By Michael Sragow in the July-August 2017 Issue
Every ape death counts in War for the Planet of the Apes, to us and to Andy Serkis’s Caesar, the most nuanced, dynamic leader in big-screen sci-fi today. After U.S. Army soldiers attack Caesar’s forces not far from their deep forest enclave, we’re exhilarated when they retaliate with a lethal shower of arrows straight out of Olivier’s or Branagh’s Henry V.

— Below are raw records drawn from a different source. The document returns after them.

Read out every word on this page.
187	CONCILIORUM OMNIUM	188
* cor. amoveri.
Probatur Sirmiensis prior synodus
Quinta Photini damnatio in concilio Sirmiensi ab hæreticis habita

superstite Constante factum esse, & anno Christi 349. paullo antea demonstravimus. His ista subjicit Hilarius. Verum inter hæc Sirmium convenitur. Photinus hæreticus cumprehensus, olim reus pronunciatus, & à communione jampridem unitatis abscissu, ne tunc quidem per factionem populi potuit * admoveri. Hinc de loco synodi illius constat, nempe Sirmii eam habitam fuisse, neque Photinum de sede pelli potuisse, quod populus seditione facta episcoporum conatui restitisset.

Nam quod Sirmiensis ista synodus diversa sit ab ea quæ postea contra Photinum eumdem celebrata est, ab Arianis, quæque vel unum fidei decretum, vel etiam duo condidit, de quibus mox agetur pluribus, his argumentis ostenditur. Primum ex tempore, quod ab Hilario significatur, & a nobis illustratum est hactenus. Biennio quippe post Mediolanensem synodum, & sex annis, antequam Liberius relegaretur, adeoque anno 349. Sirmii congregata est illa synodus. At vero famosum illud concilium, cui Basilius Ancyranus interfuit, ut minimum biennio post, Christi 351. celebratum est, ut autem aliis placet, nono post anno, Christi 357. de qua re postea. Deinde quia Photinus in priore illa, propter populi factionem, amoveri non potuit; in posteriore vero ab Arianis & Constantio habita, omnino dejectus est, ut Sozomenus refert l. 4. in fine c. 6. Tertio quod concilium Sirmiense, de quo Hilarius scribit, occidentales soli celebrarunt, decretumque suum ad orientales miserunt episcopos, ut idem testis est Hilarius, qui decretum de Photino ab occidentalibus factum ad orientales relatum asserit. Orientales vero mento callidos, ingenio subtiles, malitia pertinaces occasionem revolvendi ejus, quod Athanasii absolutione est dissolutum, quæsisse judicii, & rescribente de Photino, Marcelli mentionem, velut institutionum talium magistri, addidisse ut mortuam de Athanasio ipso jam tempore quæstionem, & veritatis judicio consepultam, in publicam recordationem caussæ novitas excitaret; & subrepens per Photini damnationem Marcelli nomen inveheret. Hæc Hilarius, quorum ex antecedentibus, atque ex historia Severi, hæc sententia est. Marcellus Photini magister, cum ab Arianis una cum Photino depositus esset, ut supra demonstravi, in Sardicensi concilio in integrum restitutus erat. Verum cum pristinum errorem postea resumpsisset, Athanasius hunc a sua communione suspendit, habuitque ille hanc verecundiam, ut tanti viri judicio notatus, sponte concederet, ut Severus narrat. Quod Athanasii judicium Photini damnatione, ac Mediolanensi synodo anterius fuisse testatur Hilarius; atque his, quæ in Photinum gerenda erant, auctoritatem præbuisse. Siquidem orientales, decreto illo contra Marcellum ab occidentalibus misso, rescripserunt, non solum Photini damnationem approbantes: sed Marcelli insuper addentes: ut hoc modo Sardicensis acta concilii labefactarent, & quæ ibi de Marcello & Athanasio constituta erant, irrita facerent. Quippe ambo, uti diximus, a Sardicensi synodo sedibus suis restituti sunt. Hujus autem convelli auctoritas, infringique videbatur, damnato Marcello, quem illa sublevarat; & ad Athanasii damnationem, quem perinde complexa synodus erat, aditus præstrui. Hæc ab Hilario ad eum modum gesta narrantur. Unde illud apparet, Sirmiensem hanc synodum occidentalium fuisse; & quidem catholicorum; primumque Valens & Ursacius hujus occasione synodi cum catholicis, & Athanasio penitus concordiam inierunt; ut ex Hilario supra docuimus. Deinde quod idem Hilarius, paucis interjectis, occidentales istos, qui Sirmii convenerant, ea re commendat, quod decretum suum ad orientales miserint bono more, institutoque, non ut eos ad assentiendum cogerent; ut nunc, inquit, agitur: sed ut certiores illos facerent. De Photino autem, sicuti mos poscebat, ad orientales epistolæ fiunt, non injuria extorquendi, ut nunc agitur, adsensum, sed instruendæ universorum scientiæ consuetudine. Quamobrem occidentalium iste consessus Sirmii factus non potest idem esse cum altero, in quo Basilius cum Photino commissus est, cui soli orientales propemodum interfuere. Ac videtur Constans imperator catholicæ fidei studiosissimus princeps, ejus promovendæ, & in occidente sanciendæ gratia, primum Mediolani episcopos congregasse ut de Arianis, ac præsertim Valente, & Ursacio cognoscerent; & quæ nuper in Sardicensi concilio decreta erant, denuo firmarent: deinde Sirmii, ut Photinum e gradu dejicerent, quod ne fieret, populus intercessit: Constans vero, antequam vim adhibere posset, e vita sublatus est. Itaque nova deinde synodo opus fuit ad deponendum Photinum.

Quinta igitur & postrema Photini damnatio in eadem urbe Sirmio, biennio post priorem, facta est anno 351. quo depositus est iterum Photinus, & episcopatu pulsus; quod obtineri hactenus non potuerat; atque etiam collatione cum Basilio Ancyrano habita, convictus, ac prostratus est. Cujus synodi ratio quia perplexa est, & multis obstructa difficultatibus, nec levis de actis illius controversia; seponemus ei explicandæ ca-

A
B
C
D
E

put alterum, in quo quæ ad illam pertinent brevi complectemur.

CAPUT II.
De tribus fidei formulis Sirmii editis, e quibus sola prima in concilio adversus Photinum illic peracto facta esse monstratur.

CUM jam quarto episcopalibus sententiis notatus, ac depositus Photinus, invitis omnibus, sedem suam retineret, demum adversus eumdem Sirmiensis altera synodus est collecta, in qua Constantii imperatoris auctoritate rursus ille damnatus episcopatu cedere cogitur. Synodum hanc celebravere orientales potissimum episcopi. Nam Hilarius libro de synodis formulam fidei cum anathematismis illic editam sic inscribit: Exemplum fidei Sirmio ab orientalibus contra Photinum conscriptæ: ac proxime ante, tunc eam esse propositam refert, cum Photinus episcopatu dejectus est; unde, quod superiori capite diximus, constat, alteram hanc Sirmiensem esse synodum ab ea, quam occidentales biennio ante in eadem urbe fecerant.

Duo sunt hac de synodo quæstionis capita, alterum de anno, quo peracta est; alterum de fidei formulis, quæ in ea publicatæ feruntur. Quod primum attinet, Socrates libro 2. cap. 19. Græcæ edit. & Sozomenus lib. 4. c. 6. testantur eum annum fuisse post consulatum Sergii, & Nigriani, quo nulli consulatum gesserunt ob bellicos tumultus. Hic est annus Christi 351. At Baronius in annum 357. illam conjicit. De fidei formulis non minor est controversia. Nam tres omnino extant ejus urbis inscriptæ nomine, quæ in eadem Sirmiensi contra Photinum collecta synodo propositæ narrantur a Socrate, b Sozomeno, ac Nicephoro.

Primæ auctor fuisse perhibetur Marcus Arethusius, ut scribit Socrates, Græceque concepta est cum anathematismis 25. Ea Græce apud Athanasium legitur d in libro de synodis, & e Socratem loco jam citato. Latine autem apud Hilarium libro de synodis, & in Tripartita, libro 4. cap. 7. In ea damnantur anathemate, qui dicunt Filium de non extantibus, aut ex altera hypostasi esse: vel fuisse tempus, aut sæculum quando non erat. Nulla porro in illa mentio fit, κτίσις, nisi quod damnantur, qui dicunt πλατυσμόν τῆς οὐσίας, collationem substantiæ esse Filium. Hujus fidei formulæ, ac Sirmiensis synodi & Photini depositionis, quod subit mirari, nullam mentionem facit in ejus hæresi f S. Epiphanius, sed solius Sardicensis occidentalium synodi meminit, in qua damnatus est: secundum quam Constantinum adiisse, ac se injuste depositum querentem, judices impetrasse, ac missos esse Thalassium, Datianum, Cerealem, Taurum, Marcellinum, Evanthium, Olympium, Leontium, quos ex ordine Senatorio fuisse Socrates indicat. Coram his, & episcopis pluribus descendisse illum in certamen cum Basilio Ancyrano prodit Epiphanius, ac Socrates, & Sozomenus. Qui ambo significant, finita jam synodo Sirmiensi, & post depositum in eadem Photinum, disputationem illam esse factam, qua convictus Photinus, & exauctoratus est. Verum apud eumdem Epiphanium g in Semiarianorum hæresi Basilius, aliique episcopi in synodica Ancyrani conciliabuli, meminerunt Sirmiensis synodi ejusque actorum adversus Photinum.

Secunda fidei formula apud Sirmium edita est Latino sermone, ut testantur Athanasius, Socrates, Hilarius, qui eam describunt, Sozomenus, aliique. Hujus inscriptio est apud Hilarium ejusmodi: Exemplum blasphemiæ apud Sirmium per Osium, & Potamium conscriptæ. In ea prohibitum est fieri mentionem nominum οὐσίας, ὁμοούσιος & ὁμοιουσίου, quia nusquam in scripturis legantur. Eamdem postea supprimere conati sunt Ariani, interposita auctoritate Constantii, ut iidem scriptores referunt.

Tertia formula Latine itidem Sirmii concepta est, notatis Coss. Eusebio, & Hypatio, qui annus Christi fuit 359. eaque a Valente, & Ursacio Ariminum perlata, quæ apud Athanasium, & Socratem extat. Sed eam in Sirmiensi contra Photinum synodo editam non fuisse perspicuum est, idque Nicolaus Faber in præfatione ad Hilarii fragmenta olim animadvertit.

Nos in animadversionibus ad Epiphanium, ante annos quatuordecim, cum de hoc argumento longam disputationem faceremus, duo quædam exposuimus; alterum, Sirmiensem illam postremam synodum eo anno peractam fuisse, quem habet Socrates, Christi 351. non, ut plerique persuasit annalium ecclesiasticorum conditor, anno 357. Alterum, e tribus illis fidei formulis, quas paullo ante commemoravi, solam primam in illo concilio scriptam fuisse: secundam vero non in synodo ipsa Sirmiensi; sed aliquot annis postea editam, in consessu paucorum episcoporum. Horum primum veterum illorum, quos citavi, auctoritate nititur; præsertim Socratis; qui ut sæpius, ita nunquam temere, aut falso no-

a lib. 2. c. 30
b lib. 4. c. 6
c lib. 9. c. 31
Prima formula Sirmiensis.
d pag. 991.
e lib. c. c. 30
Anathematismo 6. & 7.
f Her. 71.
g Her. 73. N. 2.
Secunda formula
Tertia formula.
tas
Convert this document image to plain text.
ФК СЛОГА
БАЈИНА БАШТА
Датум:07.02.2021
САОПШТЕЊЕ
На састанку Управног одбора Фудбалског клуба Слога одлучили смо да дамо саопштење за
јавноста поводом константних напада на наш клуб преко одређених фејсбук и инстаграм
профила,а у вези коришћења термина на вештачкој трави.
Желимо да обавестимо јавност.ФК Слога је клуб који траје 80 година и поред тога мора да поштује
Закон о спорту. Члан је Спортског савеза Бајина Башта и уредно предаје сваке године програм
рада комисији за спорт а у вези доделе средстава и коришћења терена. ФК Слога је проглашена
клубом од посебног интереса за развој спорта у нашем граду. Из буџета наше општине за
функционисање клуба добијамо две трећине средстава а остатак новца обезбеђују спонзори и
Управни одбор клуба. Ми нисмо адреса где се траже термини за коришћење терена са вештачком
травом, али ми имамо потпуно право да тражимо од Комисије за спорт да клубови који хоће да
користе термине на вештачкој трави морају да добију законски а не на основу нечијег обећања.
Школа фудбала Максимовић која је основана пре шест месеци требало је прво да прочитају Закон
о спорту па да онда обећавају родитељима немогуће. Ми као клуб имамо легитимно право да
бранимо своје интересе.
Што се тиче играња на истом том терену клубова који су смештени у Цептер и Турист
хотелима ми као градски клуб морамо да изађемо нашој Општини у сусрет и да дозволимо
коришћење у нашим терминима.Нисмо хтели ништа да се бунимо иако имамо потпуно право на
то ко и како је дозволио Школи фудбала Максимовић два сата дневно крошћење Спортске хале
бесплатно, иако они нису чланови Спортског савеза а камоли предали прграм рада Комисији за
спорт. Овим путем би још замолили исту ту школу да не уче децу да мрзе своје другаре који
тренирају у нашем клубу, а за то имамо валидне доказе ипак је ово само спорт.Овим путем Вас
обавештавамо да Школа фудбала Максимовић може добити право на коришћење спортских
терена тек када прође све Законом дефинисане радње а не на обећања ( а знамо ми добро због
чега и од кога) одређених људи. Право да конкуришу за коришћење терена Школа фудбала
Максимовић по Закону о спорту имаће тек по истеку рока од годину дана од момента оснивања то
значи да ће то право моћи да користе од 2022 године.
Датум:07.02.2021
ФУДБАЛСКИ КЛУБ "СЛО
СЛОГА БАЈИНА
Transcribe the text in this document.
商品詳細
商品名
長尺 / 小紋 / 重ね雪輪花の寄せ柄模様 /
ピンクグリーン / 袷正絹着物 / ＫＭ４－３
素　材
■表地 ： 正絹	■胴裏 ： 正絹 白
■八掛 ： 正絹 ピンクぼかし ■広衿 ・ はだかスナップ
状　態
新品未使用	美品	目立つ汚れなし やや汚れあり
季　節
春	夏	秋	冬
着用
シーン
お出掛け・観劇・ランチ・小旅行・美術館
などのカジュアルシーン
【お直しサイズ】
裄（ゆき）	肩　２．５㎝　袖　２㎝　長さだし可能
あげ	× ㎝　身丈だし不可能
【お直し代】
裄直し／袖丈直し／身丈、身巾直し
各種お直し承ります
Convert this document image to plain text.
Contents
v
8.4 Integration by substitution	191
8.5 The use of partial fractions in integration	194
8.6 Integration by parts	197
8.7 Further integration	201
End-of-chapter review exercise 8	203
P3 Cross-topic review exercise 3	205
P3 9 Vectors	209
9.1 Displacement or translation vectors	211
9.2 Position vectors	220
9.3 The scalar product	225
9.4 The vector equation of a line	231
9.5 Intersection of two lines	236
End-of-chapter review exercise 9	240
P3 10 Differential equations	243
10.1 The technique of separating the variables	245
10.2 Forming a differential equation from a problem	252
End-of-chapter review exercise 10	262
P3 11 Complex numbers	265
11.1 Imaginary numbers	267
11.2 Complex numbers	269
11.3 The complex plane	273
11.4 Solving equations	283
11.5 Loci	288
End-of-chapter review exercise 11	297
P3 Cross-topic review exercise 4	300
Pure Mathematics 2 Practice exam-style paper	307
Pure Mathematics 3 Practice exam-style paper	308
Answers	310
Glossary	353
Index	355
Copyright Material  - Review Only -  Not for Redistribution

Caesar wants peaceful co-existence, but his counterpart, Colonel McCullough (Woody Harrelson), who operates like a cult leader, sees the apes as a Darwinian threat. He responds with a night raid on Caesar’s lair that sends Caesar spiraling into personal revenge. After the spectacular sylvan opening, the director, Matt Reeves, and his co-writer, Mark Bomback, meticulously dramatize Caesar’s moral crises in eerie mountain locations—an abandoned ski resort and an arms depot that doubles as a primate concentration camp.
Serkis turns Caesar into a hero as soulful, ravaged, vulnerable, and flawed as Spartacus or Moses. But he’s not the whole show. Karin Konoval’s empathetic orangutan, Maurice, develops a pungent parental chemistry with a mute human girl (Amiah Miller), and Steve Zahn revives the eccentric comic heroism of storybook castaways as a new character, the wizened hermit “Bad Ape.”
The movie’s bold, irreverent use of movie mythology, from The Bridge on the River Kwai to Apocalypse Now, adds to the stirring, immersive entertainment. Michael Giacchino’s inventive score and Michael Seresin’s capacious cinematography propel Reeves and Caesar’s followers to the Promised Land.